Project 1 (Germany) Research Group Prof. Andreas Ziegler
The human major histocompatibility complex is a genetic region that is of crucial importance for the immune system, the body's defence line against foreign invaders such as bacteria or viruses. It encodes several membrane proteins (HLA molecules) whose function it is to bind components (so-called peptides) derived from proteins of infectious agents that are present within cells. The resulting complexes can then be recognized by specialized white blood cells, so-called cytotoxic lymphocytes (CTL), and the cells carrying the complexes are destroyed as a consequence. In this way, the immune system can get rid of dangerous intruders. Unfortunately, this sophisticated system is not entirely perfect and may turn against the host, resulting in autoimmunity.
Here, some CTL recognize not only antigenic fragments derived from a foreign protein, but react also with HLA molecules that have bound a peptide which has been cleaved from a normal component of the body, a so-called self-peptide. There are many autoimmune disorders for which such a mechanism of disease initiation is suspected, as in the case of the association between HLA-B*27 and ankylosing spondylitis (AS). We use biophysical techniques in an attempt to understand the differential association of two HLA-B*27 variants (also called subtypes) with AS. The following description of our projects is very technical and directed more to a specialist. It is still largely enigmatic how the deeply buried polymorphic heavy chain (HC) residue 116, which distinguishes the HLA-B*27 subtypes B*27:05 and B*27:09, exerts its effects such that these two proteins are either associated (B*27:05) or not associated (B*27:09) with AS.

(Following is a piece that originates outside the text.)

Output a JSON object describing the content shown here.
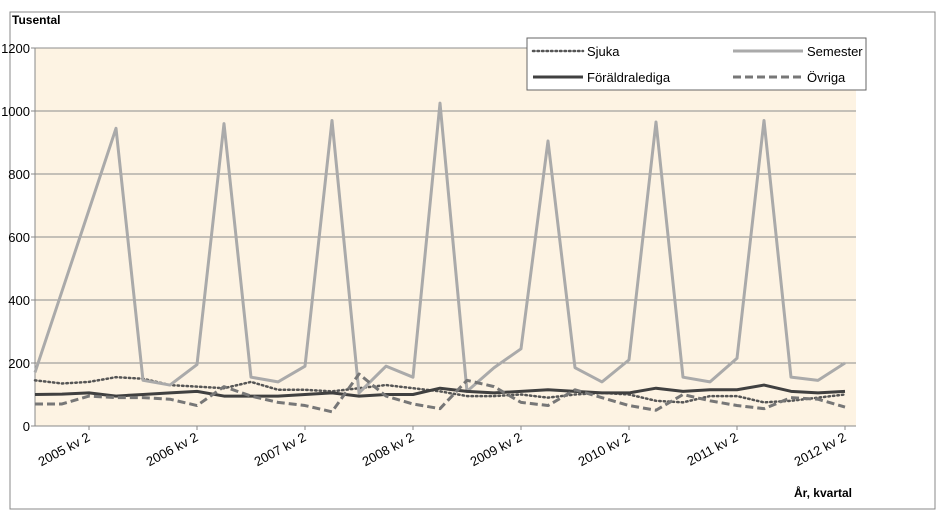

Despite more than 15 years of research to solve the structures of the two HLA-B*27 subtypes in complex with more than ten distinct peptides, X-ray crystallography has not been able to shed light on this issue. We also investigate two other subtypes that are differentially associated with AS, B*27:04 and B*27:06, that are distinguished by two amino acids. Two experimental techniques to assess also the dynamic properties of HLA-B*27 subtypes, infrared (IR) spectroscopy (in cooperation with Dr. Heinz Fabian, Robert Koch-Institut, Berlin) and nuclear magnetic resonance (NMR) spectroscopy (in cooperation with Dr. Peter Schmieder, Leibniz-Institut für Molekulare Pharmakologie, Berlin) are in the center of our research. In contrast to IR spectroscopy, NMR spectroscopy allows investigating the flexibility of individual residues at various time-scales, but requires 10-20x more highly purified protein that has to be labeled with certain non-radioactive isotopes (13C, 15N, 2H).
The introduction of these isotopes into the individual components of HLA-B*27 complexes (HC, ?2m, peptide) is cumbersome, time-consuming and, due in particular to the low yields of labeled proteins, very expensive. Using IR spectroscopy, we want to verify that AS-associated subtypes (B*27:04 and B*27:05) are indeed more flexible than those that lack the disease association (B*27:06 and B*27:09). A challenging further series of experiments will assess the dynamics of Cys67, an amino acid residue within the peptide binding groove of the molecule that is thought by some researchers to be involved in AS pathogenesis. The NMR spectroscopic experiments are aimed at analyzing NMR spectra that have already been obtained from HC and b2m of four complexes.
These comprise the analysis of B*27:05 and B*27:09, each in complex with the peptides TIS and pVIPR. The results will provide us with information on the flexibility of all components of the complexes at atomic resolution.